For tensor network tasks of more regular shape, such as MPS-MPO contraction, GPU can be much more favored and efficient than CPU (usually 50-100 times acceleration).

How can I use multiple GPUs?¶

For different observables evaluation on different cards, see example.

For distributed simulation of one circuit on multiple cards, see example for expectation and example for MPO. We also introduce a new interface for the multi-GPU tensornetwork contraction, see example for VQE and example for amplitude.

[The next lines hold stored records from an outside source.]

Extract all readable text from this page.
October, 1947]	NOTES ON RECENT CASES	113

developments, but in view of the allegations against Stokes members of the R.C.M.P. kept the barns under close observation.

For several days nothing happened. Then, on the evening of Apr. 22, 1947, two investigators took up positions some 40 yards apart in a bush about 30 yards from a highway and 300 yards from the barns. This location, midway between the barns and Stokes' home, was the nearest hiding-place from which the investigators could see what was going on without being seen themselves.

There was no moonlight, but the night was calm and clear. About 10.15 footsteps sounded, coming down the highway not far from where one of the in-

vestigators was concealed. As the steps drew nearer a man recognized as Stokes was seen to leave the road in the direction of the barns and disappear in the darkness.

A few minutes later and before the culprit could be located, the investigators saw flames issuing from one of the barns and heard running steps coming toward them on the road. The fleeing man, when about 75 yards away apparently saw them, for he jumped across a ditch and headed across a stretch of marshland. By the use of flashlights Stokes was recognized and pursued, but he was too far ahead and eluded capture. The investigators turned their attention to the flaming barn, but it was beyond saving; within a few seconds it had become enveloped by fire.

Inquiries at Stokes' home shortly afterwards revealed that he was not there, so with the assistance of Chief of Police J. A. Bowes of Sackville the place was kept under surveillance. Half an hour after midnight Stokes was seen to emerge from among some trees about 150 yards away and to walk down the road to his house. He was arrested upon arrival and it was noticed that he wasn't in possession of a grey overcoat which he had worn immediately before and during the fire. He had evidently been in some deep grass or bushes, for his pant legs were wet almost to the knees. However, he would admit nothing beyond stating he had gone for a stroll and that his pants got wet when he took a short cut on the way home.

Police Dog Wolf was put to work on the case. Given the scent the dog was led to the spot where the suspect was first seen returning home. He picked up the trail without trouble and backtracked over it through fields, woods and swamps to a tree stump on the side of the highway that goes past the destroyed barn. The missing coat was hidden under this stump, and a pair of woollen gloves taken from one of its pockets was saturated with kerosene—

When should I jit the function?¶

For a jittable function, it should be designed as “tensor in and tensor out” to ensure full compatibility and maximum performance across different backends. Wrapping it with jit will greatly accelerate the evaluation. Since the first time of evaluation takes longer time (staging time), jit is only good for functions which have to be evaluated frequently.

Warning

Be caution that jit can be easily misused if the users are not familiar with jit mechanism, which may lead to:

very slow performance due to recompiling/staging for each run,

error when run function with jit,

or wrong results without any warning.

The most possible reasons for each problem are:

function input are not all in the tensor form,

the output shape of all ops in the function may require the knowledge of the input value more than the input shape, or use mixed ops from numpy and ML framework

subtle interplay between random number generation and jit (see Randoms, Jit, Backend Agnostic, and Their Interplay for the correct solution), respectively.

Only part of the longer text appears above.